In my last entry, I spoke about some of my disdain for this therapist we’ve been seeing. It has nothing to do with his personal convictions, or his personality but everything to do with his marriage to the family systems approach. He has spent months trying to map out our family of origin and then tries to help us interpret things through that lens. The problem is that family systems is regressive while also being an other-validated approach. It has limited usefulness, especially for a supposed sex therapist.
Arwyn and I had a number of these little sniping sessions last weekend. It resembles a type of guerrilla technique where she says something potentially deep (but snarky) and then withdrawing as quickly as possible. One topic that came up was a mini marriage seminar her church is having on Wednesday evenings. She went without me the week before and brought back some material from it. I didn’t know it at the time, but much of the material is derived from our old friend Harley, who developed the ENQ. I liked much of his material, but it is mostly incompatible with Schnarch’s view of differentiation. The entire “Love Bank” principle is based on validating your partner in the hope that the other will feel positive enough to return the favor. I told Arwyn I would be wiling to attend just to check it out. My response was less than enthusiastic, which violates a major tenet of Harley’s which is that you don’t do things or ask your partner to do things that they can not enthusiastically support. Those of you presently enduring the tyranny of this know the pitfall of this principle. It devolves into not being able to do anything!

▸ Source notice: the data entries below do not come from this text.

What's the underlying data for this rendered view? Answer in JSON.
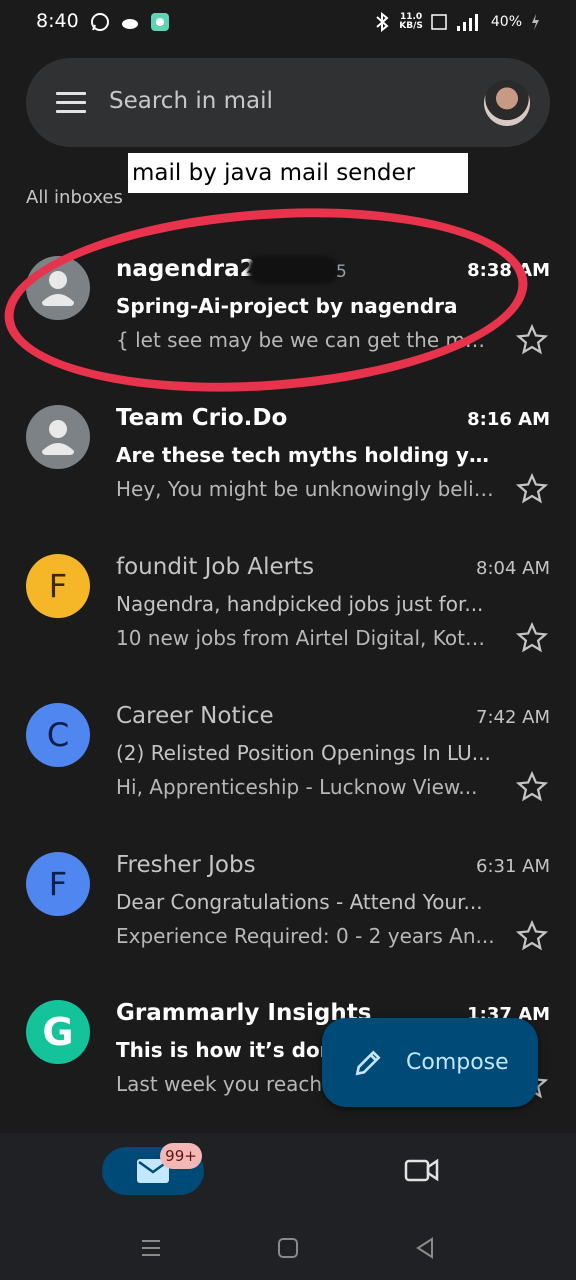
{
  "status_bar": {
    "time": "8:40",
    "net_speed": "11.0",
    "net_unit": "KB/S",
    "battery": "40%"
  },
  "search": {
    "placeholder": "Search in mail"
  },
  "annotation_label": "mail by java mail sender",
  "section_label": "All inboxes",
  "emails": [
    {
      "sender": "nagendra2",
      "sender_tail": "5",
      "time": "8:38 AM",
      "subject": "Spring-Ai-project by nagendra",
      "snippet": "{ let see may be we can get the ma...",
      "avatar": "person-icon",
      "unread": true
    },
    {
      "sender": "Team Crio.Do",
      "time": "8:16 AM",
      "subject": "Are these tech myths holding yo...",
      "snippet": "Hey, You might be unknowingly belie...",
      "avatar": "person-icon",
      "unread": true
    },
    {
      "sender": "foundit Job Alerts",
      "time": "8:04 AM",
      "subject": "Nagendra, handpicked jobs just for...",
      "snippet": "10 new jobs from Airtel Digital, Kota...",
      "avatar_letter": "F",
      "avatar_color": "#f5b727",
      "unread": false
    },
    {
      "sender": "Career Notice",
      "time": "7:42 AM",
      "subject": "(2) Relisted Position Openings In LU...",
      "snippet": "Hi, Apprenticeship - Lucknow View...",
      "avatar_letter": "C",
      "avatar_color": "#4f86f0",
      "unread": false
    },
    {
      "sender": "Fresher Jobs",
      "time": "6:31 AM",
      "subject": "Dear  Congratulations - Attend Your...",
      "snippet": "Experience Required: 0 - 2 years An...",
      "avatar_letter": "F",
      "avatar_color": "#4f86f0",
      "unread": false
    },
    {
      "sender": "Grammarly Insights",
      "time": "1:37 AM",
      "subject": "This is how it’s don",
      "snippet": "Last week you reach",
      "avatar_letter": "G",
      "avatar_color": "#15c39a",
      "unread": true
    }
  ],
  "compose": {
    "label": "Compose"
  },
  "bottom_nav": {
    "mail_badge": "99+"
  },
  "colors": {
    "annotation_circle": "#e8334c",
    "compose_bg": "#004a77"
  }
}
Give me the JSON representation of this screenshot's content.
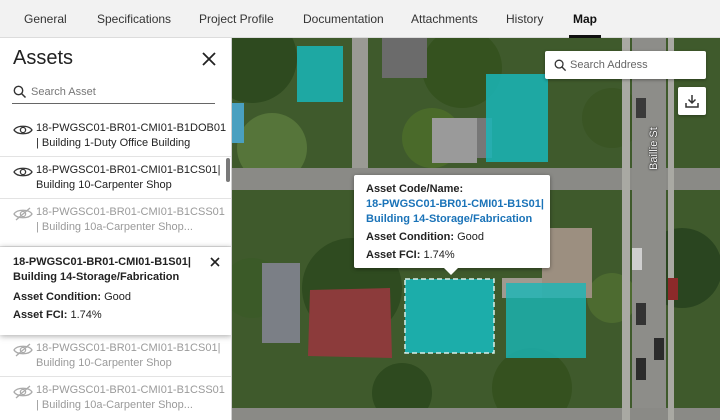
{
  "tabs": [
    {
      "label": "General",
      "active": false
    },
    {
      "label": "Specifications",
      "active": false
    },
    {
      "label": "Project Profile",
      "active": false
    },
    {
      "label": "Documentation",
      "active": false
    },
    {
      "label": "Attachments",
      "active": false
    },
    {
      "label": "History",
      "active": false
    },
    {
      "label": "Map",
      "active": true
    }
  ],
  "sidebar": {
    "title": "Assets",
    "search_placeholder": "Search Asset",
    "items": [
      {
        "line1": "18-PWGSC01-BR01-CMI01-B1DOB01",
        "line2": "| Building 1-Duty Office Building",
        "visible": true
      },
      {
        "line1": "18-PWGSC01-BR01-CMI01-B1CS01|",
        "line2": "Building 10-Carpenter Shop",
        "visible": true
      },
      {
        "line1": "18-PWGSC01-BR01-CMI01-B1CSS01",
        "line2": "| Building 10a-Carpenter Shop...",
        "visible": false
      },
      {
        "line1": "18-PWGSC01-BR01-CMI01-B1CS01|",
        "line2": "Building 10-Carpenter Shop",
        "visible": false
      },
      {
        "line1": "18-PWGSC01-BR01-CMI01-B1CSS01",
        "line2": "| Building 10a-Carpenter Shop...",
        "visible": false
      }
    ],
    "selected": {
      "line1": "18-PWGSC01-BR01-CMI01-B1S01|",
      "line2": "Building 14-Storage/Fabrication",
      "condition_label": "Asset Condition:",
      "condition_value": "Good",
      "fci_label": "Asset FCI:",
      "fci_value": "1.74%"
    }
  },
  "map": {
    "address_placeholder": "Search Address",
    "street_label": "Baillie St",
    "popup": {
      "code_label": "Asset Code/Name:",
      "code_line1": "18-PWGSC01-BR01-CMI01-B1S01|",
      "code_line2": "Building 14-Storage/Fabrication",
      "condition_label": "Asset Condition:",
      "condition_value": "Good",
      "fci_label": "Asset FCI:",
      "fci_value": "1.74%"
    },
    "colors": {
      "asset_fill": "#19b6b8",
      "link": "#1a73b8"
    }
  }
}
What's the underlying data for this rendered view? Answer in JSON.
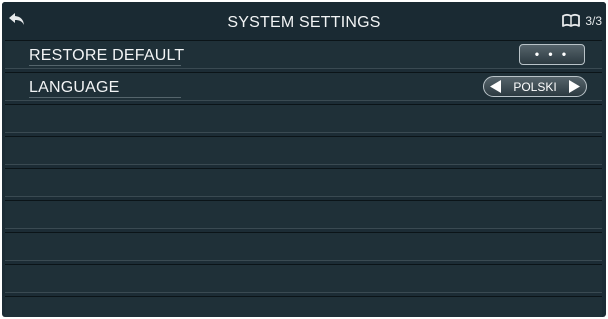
{
  "header": {
    "title": "SYSTEM SETTINGS",
    "back_icon": "back-arrow-icon",
    "page_icon": "book-icon",
    "page_indicator": "3/3"
  },
  "settings": {
    "restore_default": {
      "label": "RESTORE DEFAULT",
      "button_label": "• • •"
    },
    "language": {
      "label": "LANGUAGE",
      "value": "POLSKI",
      "prev_icon": "arrow-left-icon",
      "next_icon": "arrow-right-icon"
    }
  },
  "empty_rows": 7,
  "colors": {
    "background": "#1c2c35",
    "text": "#f2f4f5"
  }
}
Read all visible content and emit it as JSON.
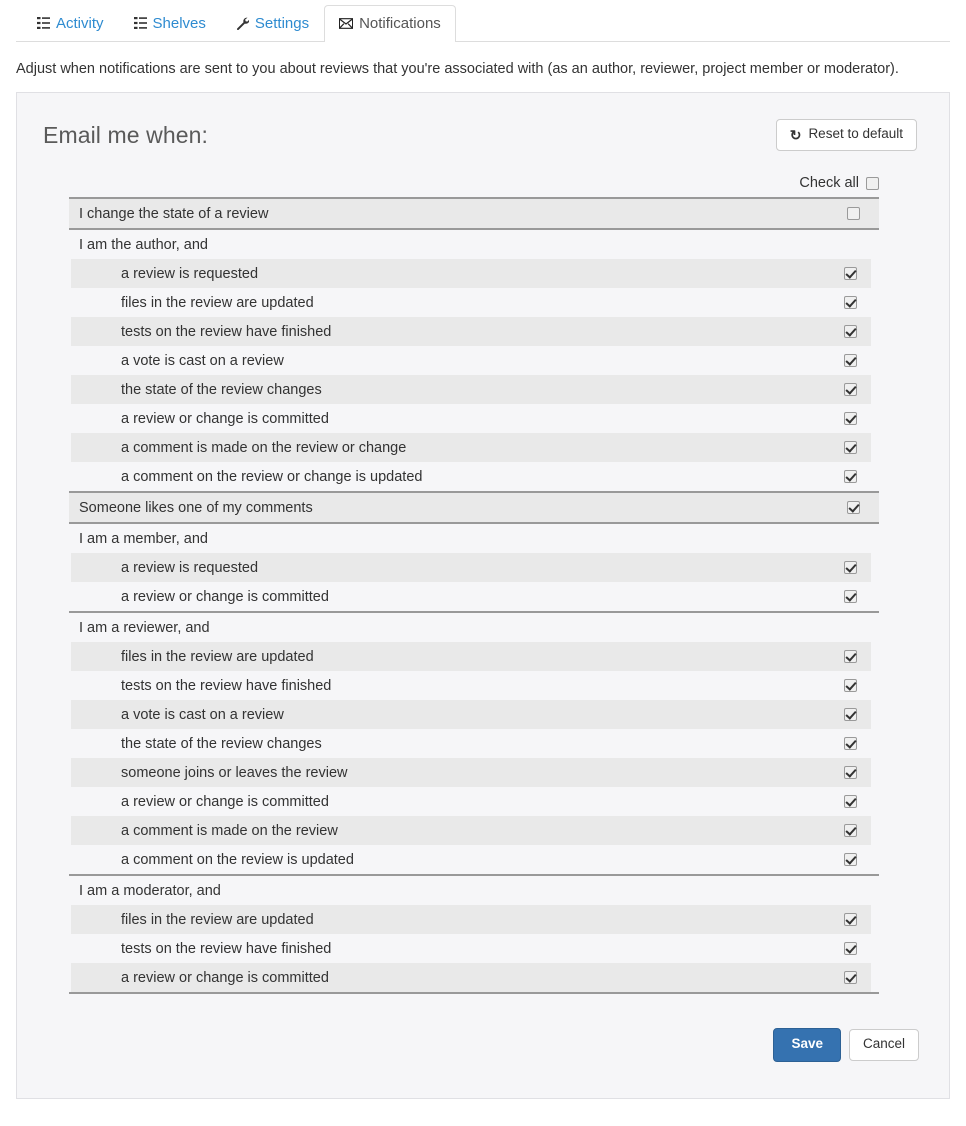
{
  "tabs": [
    {
      "label": "Activity",
      "icon": "list-icon",
      "active": false
    },
    {
      "label": "Shelves",
      "icon": "list-grid-icon",
      "active": false
    },
    {
      "label": "Settings",
      "icon": "wrench-icon",
      "active": false
    },
    {
      "label": "Notifications",
      "icon": "envelope-icon",
      "active": true
    }
  ],
  "intro": "Adjust when notifications are sent to you about reviews that you're associated with (as an author, reviewer, project member or moderator).",
  "panel": {
    "title": "Email me when:",
    "reset_button": "Reset to default",
    "reset_icon": "refresh-icon",
    "check_all_label": "Check all",
    "check_all_checked": false,
    "groups": [
      {
        "kind": "single",
        "rows": [
          {
            "label": "I change the state of a review",
            "checked": false,
            "indent": false
          }
        ]
      },
      {
        "kind": "group",
        "header": "I am the author, and",
        "rows": [
          {
            "label": "a review is requested",
            "checked": true,
            "indent": true
          },
          {
            "label": "files in the review are updated",
            "checked": true,
            "indent": true
          },
          {
            "label": "tests on the review have finished",
            "checked": true,
            "indent": true
          },
          {
            "label": "a vote is cast on a review",
            "checked": true,
            "indent": true
          },
          {
            "label": "the state of the review changes",
            "checked": true,
            "indent": true
          },
          {
            "label": "a review or change is committed",
            "checked": true,
            "indent": true
          },
          {
            "label": "a comment is made on the review or change",
            "checked": true,
            "indent": true
          },
          {
            "label": "a comment on the review or change is updated",
            "checked": true,
            "indent": true
          }
        ]
      },
      {
        "kind": "single",
        "rows": [
          {
            "label": "Someone likes one of my comments",
            "checked": true,
            "indent": false
          }
        ]
      },
      {
        "kind": "group",
        "header": "I am a member, and",
        "rows": [
          {
            "label": "a review is requested",
            "checked": true,
            "indent": true
          },
          {
            "label": "a review or change is committed",
            "checked": true,
            "indent": true
          }
        ]
      },
      {
        "kind": "group",
        "header": "I am a reviewer, and",
        "rows": [
          {
            "label": "files in the review are updated",
            "checked": true,
            "indent": true
          },
          {
            "label": "tests on the review have finished",
            "checked": true,
            "indent": true
          },
          {
            "label": "a vote is cast on a review",
            "checked": true,
            "indent": true
          },
          {
            "label": "the state of the review changes",
            "checked": true,
            "indent": true
          },
          {
            "label": "someone joins or leaves the review",
            "checked": true,
            "indent": true
          },
          {
            "label": "a review or change is committed",
            "checked": true,
            "indent": true
          },
          {
            "label": "a comment is made on the review",
            "checked": true,
            "indent": true
          },
          {
            "label": "a comment on the review is updated",
            "checked": true,
            "indent": true
          }
        ]
      },
      {
        "kind": "group",
        "header": "I am a moderator, and",
        "rows": [
          {
            "label": "files in the review are updated",
            "checked": true,
            "indent": true
          },
          {
            "label": "tests on the review have finished",
            "checked": true,
            "indent": true
          },
          {
            "label": "a review or change is committed",
            "checked": true,
            "indent": true
          }
        ]
      }
    ],
    "save_button": "Save",
    "cancel_button": "Cancel"
  },
  "colors": {
    "tab_link": "#2e8bd0",
    "primary_button": "#3572b0",
    "panel_bg": "#f6f6f8",
    "row_alt": "#e9e9e9",
    "group_rule": "#999999"
  }
}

At out last therapy session last week, it hit the proverbial fan. On the way to the therapist, I played some of Schnarch’s audio book. I happened to pick the chapter on integrity which is truly the real meat of his approach. She recognized much of it as I confronted the therapist about how his and Harley’s approach lacked a grounding in reality. At the conclusion, I gave him a CD on which I had copied about 5 chapters of the book. The therapist seemed genuinely interested and appreciative and noted that he spends a lot of time on the road so would listen to it. His familiarity with Schnarch is marginal at best. When we discussed it, he was under the impression that the Passionate Marriage approach drove people further apart, which couldn’t be further from the truth. It drives people out of feeling trapped but more into a greater capacity for love.
Arwyn hasn’t made any moves toward sex, and that has been fine by me. I was worried that she might try something right before therapy as that has been sort of a pattern for her but my integrity was not tested this past week. And that’s sort of where we are at. I don’t want Arwyn to feel like she has to have sex with me simply to medicate my bad mood, or to fulfill and obligation or just because she might be asked about it in therapy. I suppose if she could derive some joy out of fulfilling a need of mine, I would be okay with that, but that isn’t the vibe I’m getting. In her mind, I’m obsessed with sex. And if sex was happening, it might only be about 10% of the relationship but because it is such a deficit area, it takes up more mindspace.
I’ll expand a bit more on my thoughts on my other blog. I don’t post often enough for multiple blogs but it is handy when I do decide to do multiple posts.